Costa argumenta que a aplicação subjetiva da lei reforça o preconceito racial e de classe. “Um jovem negro desempregado em uma comunidade carente, à noite, em um território supostamente controlado por determinada facção, será automaticamente rotulado como traficante, independentemente da quantidade de drogas que possua”, explica.
Em 2023, o Senado apresentou a PEC 45, conhecida como “PEC das Drogas”. Prevista para ser votada em 2024, a proposta inclui um parágrafo ao artigo 5º da Constituição, criminalizando o porte e a posse de drogas, seja para consumo pessoal ou tráfico. O artigo 5º é um dos pilares da Carta Magna brasileira, abordando direitos e garantias fundamentais dos cidadãos.
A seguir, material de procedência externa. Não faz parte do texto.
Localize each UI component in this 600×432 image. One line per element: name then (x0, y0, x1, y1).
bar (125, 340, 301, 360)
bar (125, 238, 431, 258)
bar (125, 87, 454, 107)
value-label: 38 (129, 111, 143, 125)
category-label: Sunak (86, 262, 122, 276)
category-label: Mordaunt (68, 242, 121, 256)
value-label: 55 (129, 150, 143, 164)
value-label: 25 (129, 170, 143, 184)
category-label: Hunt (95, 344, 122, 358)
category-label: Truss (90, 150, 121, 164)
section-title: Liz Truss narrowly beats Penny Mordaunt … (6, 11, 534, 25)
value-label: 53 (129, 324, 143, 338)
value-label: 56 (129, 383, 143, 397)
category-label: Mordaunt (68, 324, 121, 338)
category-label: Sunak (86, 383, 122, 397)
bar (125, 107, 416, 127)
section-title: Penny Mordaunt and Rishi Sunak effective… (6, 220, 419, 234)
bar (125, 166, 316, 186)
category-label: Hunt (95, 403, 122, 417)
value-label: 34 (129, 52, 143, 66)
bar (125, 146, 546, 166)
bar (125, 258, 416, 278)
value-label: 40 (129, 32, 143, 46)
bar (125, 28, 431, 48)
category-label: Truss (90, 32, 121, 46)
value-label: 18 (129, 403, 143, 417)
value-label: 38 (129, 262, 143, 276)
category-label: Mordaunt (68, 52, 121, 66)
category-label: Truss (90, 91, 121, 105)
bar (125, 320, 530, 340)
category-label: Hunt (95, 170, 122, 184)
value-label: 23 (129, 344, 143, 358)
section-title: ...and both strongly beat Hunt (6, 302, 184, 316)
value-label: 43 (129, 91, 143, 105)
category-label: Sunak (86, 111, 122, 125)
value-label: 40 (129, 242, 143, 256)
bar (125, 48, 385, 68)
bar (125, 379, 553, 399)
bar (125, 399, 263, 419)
Descriminalização pelo STF
Na terça-feira (25), os ministros do STF votaram pela descriminalização do porte de cannabis para uso pessoal. Com um placar de 8 votos a 3, os magistrados finalizaram um processo que se estendia há nove anos.
Na prática, o que muda? Os ministros decidiram que o usuário flagrado com até 40g de cannabis para consumo próprio não comete crime, mas está sujeito a sanções administrativas, preenchendo lacunas da Lei de Drogas. Além disso, fica permitido o cultivo de até seis plantas fêmeas em ambiente residencial para consumo pessoal.
Ao proferir a decisão majoritária, o presidente do STF, Luis Roberto Barroso, enfatizou que o uso de cannabis em locais públicos permanece proibido e que o tribunal não endossa o consumo de drogas. Alexandre de Moraes e Gilmar Mendes apoiaram o entendimento, destacando a necessidade de políticas públicas educativas para combater o consumo de drogas.